こんにちは。イラストレーターのJUN OSONと申します。1979年日本生まれ、日本育ちです。大学でデザインの勉強をした後、1年ほどデザイン事務所に勤務しました。退社後、イラストレーターとして活動を開始しました。
イラストレーターとして活動を始めたきっかけは何ですか?
子どもの頃から絵は好きだったのですが『絵を描かないと生きてゆけない』というほど好きでもなかったので、絵と同じくらい好きだった商業デザインのほうが現実的だと思い、デザインを勉強するために大学に入りました。大学卒業後もデザイナーになりたいという気持ちに変わりはなく、名古屋の小さなデザイン事務所に勤務しました。しかし、そこには自分が想像していたデザイン業務とはあまりにかけ離れた現実がありました。そんなことから、初心に戻り『自分の好きな絵で食べていけないか?』という想いが強くなり、イラストレーターを目指す決心をしました。
主な作品をいくつか紹介してください。
僕のホームページJUNOSON.COMにて掲載している作品が主となります。
まずはフラッシュアニメーション。
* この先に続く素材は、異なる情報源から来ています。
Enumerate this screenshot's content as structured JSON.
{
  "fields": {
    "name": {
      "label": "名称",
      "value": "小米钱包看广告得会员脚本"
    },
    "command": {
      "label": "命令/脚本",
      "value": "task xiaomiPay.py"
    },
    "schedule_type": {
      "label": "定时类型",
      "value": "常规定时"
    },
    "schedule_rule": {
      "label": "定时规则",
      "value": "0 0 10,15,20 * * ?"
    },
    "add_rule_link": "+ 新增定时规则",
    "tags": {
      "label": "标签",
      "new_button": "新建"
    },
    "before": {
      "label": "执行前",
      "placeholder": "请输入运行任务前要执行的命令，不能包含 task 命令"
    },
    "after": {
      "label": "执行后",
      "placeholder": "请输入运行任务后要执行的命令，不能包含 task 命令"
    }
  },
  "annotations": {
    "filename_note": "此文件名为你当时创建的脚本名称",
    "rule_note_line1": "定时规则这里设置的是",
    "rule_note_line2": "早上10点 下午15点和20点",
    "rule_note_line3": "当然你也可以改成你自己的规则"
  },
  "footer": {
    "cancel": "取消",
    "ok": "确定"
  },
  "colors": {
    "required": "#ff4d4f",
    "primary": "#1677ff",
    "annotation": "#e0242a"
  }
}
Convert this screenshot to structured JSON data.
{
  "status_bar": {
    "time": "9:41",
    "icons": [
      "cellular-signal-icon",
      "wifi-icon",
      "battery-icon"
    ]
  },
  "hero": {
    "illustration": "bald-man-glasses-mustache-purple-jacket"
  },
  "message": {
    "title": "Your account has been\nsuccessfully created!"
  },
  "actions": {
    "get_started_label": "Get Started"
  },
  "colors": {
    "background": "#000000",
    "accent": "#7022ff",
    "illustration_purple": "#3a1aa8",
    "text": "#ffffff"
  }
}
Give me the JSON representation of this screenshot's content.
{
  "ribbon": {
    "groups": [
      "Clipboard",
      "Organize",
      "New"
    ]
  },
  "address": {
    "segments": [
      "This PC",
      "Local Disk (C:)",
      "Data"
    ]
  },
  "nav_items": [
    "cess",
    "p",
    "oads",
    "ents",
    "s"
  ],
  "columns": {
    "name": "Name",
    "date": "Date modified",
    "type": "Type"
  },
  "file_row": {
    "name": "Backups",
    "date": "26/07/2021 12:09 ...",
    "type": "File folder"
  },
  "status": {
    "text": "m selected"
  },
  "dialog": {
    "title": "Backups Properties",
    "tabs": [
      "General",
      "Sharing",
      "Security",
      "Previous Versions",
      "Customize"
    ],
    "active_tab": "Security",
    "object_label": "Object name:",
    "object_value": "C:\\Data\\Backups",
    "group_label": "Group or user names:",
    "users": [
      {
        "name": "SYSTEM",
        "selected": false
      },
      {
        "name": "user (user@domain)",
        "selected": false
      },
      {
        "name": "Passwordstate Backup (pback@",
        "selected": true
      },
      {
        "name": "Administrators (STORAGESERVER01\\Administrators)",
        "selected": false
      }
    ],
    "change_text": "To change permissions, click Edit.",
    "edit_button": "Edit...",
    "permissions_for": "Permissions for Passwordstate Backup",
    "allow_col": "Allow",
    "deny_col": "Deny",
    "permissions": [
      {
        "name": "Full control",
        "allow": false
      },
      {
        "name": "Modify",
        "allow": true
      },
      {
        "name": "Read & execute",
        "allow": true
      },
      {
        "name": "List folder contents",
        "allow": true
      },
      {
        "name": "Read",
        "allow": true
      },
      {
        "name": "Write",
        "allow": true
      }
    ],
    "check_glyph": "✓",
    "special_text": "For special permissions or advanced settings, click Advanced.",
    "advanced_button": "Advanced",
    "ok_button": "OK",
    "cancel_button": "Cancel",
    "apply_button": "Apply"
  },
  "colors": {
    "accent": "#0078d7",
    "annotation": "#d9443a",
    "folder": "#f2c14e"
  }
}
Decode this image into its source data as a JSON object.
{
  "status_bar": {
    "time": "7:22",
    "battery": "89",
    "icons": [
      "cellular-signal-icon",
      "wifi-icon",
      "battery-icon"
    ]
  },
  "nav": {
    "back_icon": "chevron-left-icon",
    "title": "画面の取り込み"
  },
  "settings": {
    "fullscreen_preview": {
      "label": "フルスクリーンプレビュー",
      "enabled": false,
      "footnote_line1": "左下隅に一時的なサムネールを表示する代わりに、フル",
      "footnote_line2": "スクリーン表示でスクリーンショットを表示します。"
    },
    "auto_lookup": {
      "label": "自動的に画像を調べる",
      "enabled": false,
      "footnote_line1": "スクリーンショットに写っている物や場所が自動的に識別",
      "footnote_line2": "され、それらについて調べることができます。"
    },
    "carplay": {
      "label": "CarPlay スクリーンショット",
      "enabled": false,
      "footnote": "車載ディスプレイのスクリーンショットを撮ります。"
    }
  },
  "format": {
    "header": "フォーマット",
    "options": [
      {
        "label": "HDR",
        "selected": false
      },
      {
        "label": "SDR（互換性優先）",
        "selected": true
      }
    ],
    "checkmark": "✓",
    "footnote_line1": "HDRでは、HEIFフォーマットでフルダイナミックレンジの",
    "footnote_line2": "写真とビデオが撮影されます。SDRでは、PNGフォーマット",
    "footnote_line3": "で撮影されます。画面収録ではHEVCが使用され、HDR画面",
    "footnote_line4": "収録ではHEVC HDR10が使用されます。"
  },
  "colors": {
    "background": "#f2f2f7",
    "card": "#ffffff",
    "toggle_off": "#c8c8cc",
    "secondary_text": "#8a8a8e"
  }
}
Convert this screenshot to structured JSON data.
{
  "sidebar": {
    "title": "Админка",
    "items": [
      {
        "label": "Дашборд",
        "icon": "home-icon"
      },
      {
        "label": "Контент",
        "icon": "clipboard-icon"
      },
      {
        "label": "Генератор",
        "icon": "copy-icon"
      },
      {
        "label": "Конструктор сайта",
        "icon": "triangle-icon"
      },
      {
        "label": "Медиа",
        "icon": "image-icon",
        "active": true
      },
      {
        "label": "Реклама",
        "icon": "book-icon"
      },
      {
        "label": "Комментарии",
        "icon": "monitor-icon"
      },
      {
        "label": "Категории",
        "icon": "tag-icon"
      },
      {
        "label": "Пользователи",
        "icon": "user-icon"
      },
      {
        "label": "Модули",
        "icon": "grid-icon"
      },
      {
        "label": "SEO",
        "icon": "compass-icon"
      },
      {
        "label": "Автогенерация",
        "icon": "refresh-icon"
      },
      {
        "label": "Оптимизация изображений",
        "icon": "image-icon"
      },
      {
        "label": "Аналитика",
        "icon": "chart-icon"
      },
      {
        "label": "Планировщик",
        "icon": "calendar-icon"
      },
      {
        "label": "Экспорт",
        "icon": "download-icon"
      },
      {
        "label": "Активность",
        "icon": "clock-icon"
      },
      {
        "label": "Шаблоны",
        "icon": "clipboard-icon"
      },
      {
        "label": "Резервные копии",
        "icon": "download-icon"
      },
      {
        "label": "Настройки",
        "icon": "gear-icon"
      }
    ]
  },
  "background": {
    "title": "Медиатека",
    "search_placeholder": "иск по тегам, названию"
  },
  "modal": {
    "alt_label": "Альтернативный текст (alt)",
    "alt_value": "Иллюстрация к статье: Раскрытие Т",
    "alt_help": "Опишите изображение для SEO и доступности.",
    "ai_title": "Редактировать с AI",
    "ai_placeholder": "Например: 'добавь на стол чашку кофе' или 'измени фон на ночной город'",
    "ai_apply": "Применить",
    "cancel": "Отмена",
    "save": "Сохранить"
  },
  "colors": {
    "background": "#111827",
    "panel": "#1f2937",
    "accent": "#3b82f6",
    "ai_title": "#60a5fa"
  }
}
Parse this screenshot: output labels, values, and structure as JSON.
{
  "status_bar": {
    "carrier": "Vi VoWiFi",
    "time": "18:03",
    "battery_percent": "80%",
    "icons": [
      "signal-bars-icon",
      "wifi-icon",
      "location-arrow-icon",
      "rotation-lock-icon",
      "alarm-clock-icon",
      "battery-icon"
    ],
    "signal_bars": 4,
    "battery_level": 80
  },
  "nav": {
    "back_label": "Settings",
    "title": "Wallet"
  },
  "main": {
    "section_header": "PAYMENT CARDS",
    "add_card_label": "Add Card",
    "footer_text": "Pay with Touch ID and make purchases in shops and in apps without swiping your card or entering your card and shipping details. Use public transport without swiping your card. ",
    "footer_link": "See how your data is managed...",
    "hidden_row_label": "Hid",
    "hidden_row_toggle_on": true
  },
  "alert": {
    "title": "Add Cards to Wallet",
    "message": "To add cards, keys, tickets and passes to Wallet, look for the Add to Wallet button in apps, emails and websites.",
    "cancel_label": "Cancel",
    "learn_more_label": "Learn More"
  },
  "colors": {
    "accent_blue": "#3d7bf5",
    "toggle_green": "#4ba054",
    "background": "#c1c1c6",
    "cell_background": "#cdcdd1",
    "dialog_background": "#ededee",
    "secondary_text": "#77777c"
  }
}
「AllWAYS マナーモード・マナちゃん」と言います。
実はこれがフラッシュアニメーション初挑戦の作品です。
僕は街に出たりして公共のマナーを守らない人間を見るととても気になります。と同時に『自分が神経質なだけではないか?』という発想も浮かぶのですが。「AllWAYS マナーモード・マナちゃん」ではいろんな解釈のあるマナーについておもしろおかしく、そしてかわいくアニメーションにしました。
次にミニマンガですが「FREEMAN」というタイトルです。その名の通り、職に就いていない主人公アレックスやその回りのキャラクターが巻き起こす、シュールコメディです。先にお話した通り、僕は普段ルールばかり気になる性格なのですが、その逆の事をアレックス達にやらせている感じです。
最近の活動について教えてください。
最近は主にウェブに使用されるイラストレーションや、Tシャツのグラフィックの仕事をこなしつつ、精力的に個展開催やコンペティションへの応募などをして、自分をより広く知ってもらう活動をしています。
タイトルやコピーが印象的だったり、作品の裏にはストーリーも見えますが、そういった言葉やメッセージのポリシーについて教えてください。
そう感じ取っていただけるととても嬉しいです。僕はポップ・アートが好きなのですが、ポップ・アートが持
つ“茶化す”部分にとても惹かれるのです。例えばウォーホルはキャンベルスープそのままを印刷し、デュシャンは便器にサインをして、『芸術です』と言い切りました。それらを見たときにとても衝撃を受け、今でも強く残っています。
現在、僕の回りにもそうした“茶化す”感覚をバランス良く持っているアーティストが多数いますが、彼らが作る作品はものすごく格好良いのです。僕の作品はそんな大層なものではありませんが、“茶化す”感じは常に意識しています。
ストーリーに関しては架空の物語を想像しながら描くこと多いので、そういう印象を与えるのかもしれません。その架空の物語の延長として「妄想CDジャケット」というシリーズを作りました。誰からも頼まれていないのに、ありもしないバンドのCDジャケットを制作するのです。